Frankfurt.
Es ist ein sonniger Sommermorgen in Aschaffenburg, als wir zum Frühstück in eine nahegelegene Bäckerei laufen, ehe wir unsere Sachen im POSTApart by Trip Inn wieder packen und diese wunderschöne Unterkunft verlassen.
Auf der Weiterfahrt kommen wir noch am Pompejanum vorbei – dem Idealtypus einer römischen Villa, die sich der antikenbegeisterte Bayernkönig Ludwig I. vor etwa 180 Jahren in die Weinhänge am Stadtrand von Aschaffenburg stellen ließ.

Hinter der Stadt weitet sich das Tal zusehends; die Hügel treten immer weiter zurück, das Land wird flach.

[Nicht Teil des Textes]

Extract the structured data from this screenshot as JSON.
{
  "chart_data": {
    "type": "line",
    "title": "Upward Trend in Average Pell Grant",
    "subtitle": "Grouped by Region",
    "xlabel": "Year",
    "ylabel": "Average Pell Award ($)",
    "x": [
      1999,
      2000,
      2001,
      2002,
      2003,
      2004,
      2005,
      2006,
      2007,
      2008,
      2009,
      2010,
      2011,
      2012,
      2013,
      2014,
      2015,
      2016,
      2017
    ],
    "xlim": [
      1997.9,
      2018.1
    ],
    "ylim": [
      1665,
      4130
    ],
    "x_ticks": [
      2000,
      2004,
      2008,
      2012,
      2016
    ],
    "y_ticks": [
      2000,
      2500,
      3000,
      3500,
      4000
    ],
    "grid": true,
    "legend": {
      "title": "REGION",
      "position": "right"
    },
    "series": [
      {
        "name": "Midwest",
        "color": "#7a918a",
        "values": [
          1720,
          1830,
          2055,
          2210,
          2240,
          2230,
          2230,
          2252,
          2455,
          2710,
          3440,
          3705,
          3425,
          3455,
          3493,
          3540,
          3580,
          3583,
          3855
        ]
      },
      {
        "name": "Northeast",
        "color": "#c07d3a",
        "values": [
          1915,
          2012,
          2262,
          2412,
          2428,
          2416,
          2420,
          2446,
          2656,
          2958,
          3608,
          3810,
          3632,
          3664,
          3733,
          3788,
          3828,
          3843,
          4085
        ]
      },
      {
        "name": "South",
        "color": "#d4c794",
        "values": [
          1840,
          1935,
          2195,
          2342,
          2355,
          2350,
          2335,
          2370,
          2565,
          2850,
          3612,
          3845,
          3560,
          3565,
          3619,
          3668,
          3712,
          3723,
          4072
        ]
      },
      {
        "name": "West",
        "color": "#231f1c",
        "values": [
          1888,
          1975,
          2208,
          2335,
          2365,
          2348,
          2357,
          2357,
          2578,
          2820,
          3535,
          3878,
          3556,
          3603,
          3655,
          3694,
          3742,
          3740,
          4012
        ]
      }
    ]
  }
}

Bald teilt der Main die Bundesländer Bayern und Hessen; bei Karlstein überqueren wir die Kilianusbrücke in Richtung Mainflingen und haben damit auf unserer vorletzten, der 12. Etappe, mit Hessen das dritte Bundesland auf unserer Fahrt erreicht.

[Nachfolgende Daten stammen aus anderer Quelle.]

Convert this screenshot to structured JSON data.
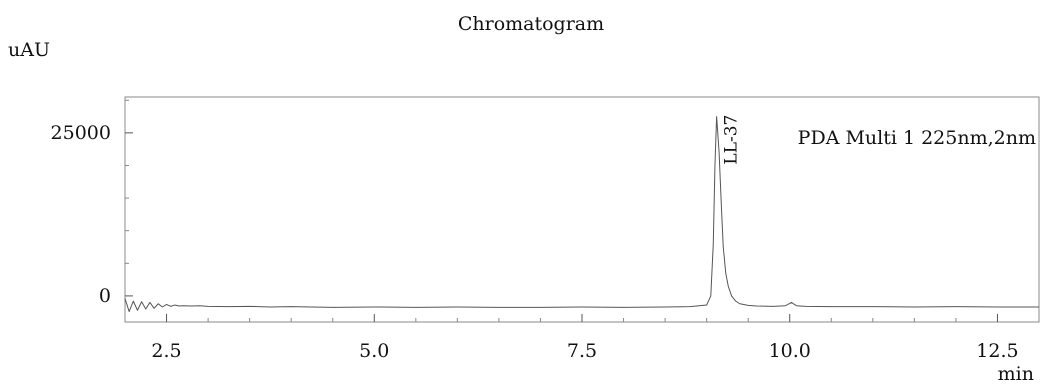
{
  "chart_data": {
    "type": "line",
    "title": "Chromatogram",
    "ylabel": "uAU",
    "xlabel": "min",
    "xlim": [
      2.0,
      13.0
    ],
    "ylim": [
      -4000,
      30500
    ],
    "x_ticks": [
      {
        "value": 2.5,
        "label": "2.5"
      },
      {
        "value": 5.0,
        "label": "5.0"
      },
      {
        "value": 7.5,
        "label": "7.5"
      },
      {
        "value": 10.0,
        "label": "10.0"
      },
      {
        "value": 12.5,
        "label": "12.5"
      }
    ],
    "y_ticks": [
      {
        "value": 0,
        "label": "0"
      },
      {
        "value": 25000,
        "label": "25000"
      }
    ],
    "series": [
      {
        "name": "PDA Multi 1 225nm,2nm",
        "color": "#555555",
        "x": [
          2.0,
          2.05,
          2.1,
          2.15,
          2.2,
          2.25,
          2.3,
          2.35,
          2.4,
          2.45,
          2.5,
          2.55,
          2.6,
          2.65,
          2.7,
          2.8,
          2.9,
          3.0,
          3.25,
          3.5,
          3.75,
          4.0,
          4.5,
          5.0,
          5.5,
          6.0,
          6.5,
          7.0,
          7.5,
          8.0,
          8.5,
          8.8,
          9.0,
          9.05,
          9.08,
          9.1,
          9.12,
          9.15,
          9.18,
          9.2,
          9.23,
          9.26,
          9.3,
          9.35,
          9.4,
          9.5,
          9.6,
          9.8,
          9.95,
          10.02,
          10.08,
          10.2,
          10.5,
          11.0,
          11.5,
          12.0,
          12.5,
          13.0
        ],
        "y": [
          -400,
          -2400,
          -800,
          -2200,
          -900,
          -2000,
          -1000,
          -1900,
          -1200,
          -1700,
          -1300,
          -1600,
          -1400,
          -1550,
          -1500,
          -1550,
          -1500,
          -1600,
          -1650,
          -1600,
          -1700,
          -1650,
          -1750,
          -1700,
          -1750,
          -1700,
          -1750,
          -1750,
          -1700,
          -1750,
          -1700,
          -1650,
          -1400,
          0,
          8000,
          20000,
          27500,
          22000,
          13000,
          7500,
          3500,
          1500,
          0,
          -800,
          -1200,
          -1450,
          -1550,
          -1600,
          -1500,
          -1000,
          -1500,
          -1600,
          -1650,
          -1650,
          -1700,
          -1650,
          -1700,
          -1700
        ]
      }
    ],
    "annotations": [
      {
        "text": "LL-37",
        "x": 9.12,
        "y": 27500
      }
    ],
    "legend": {
      "text": "PDA Multi 1 225nm,2nm",
      "position": "top-right"
    },
    "grid": false
  }
}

Der Weg am linken Mainufer bringt uns bald nach Seligenstadt – eine weitere bezaubernde Fachwerkstadt, etwa 21.000 Einwohner groß, im Kreis Offenbach gelegen, mit der romanischen Einhard-Basilika und dem wunderbaren Klostergarten als absolut sehenswerte Höhepunkte.








Gegen Mittag herrschen bereits hochsommerliche Temperaturen, als wir uns auf die Weiterfahrt in Richtung Hanau begeben – das scheinbar recht hübsche Städtchen Steinheim lassen wir links liegen und verlassen den Main-Radweg über die Steinheimer Brücke, um uns einen Eindruck von der Innenstadt von Hanau zu verschaffen. Doch viel ist da nicht zu sehen: Die Stadt, einst ein Fachwerk- und Renaissance-Juwel, wurde nach den vernichtenden Bombenangriffen vom 19. März 1945 im nüchternen Nachkriegsstil wiederaufgebaut. Am ehesten ist noch an der Marienkirche und dem gleich nebenan befindlichen Deutschen Goldschmiedehaus ein Gefühl vom alten Flair der Stadt zu erhaschen.

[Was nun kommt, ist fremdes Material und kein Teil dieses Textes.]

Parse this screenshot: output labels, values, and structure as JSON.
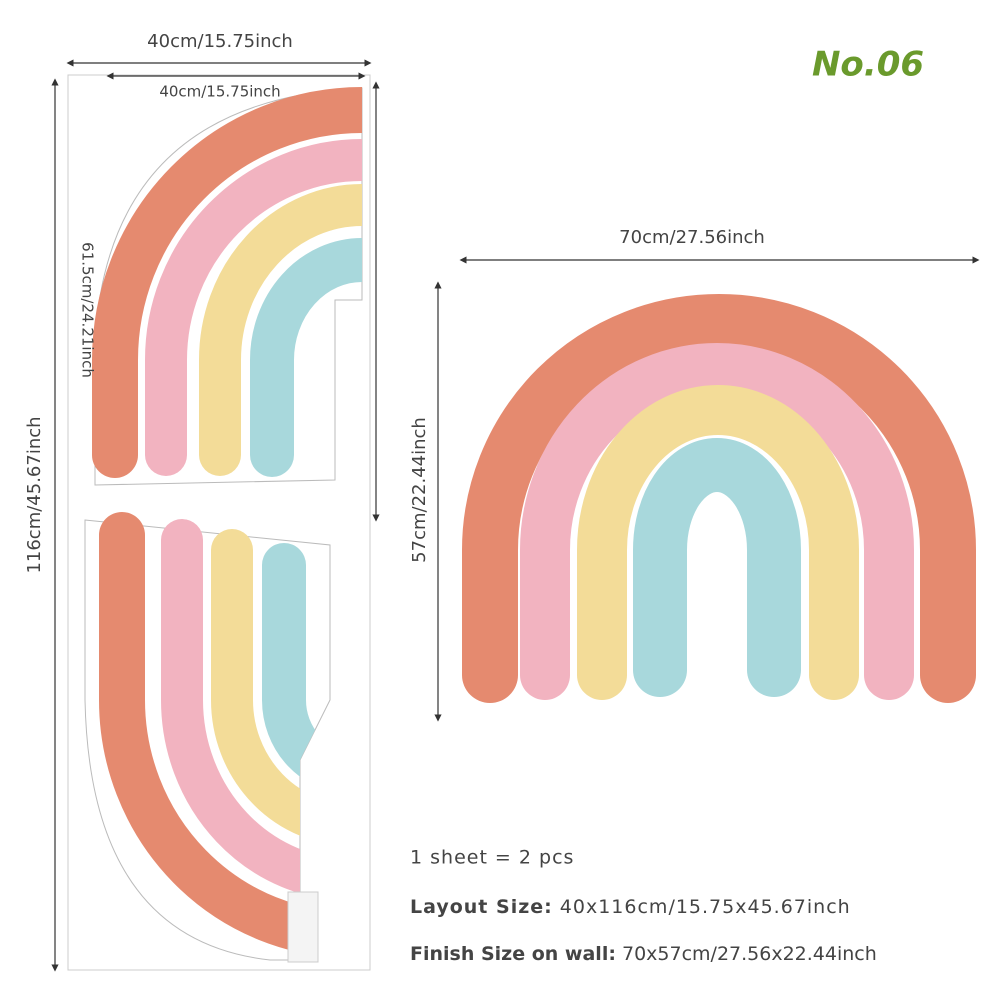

Eindrucksvoll: die als Mahnmal für die Kriegszerstörungen nur ansatzweise im alten Gewand wiedererrichtete, mit einem stählernen Gerippe als Turmdachersatz versehene Johannes-Kirche.

Erschütternd: die großflächigen Transparente an dem von einem Baugerüst verstellten Rathaus und die Bilder am davor befindlichen Gebrüder-Grimm-Denkmal, die an die neun Toten bei dem Attentat von Hanau am 19. Februar dieses Jahres erinnern.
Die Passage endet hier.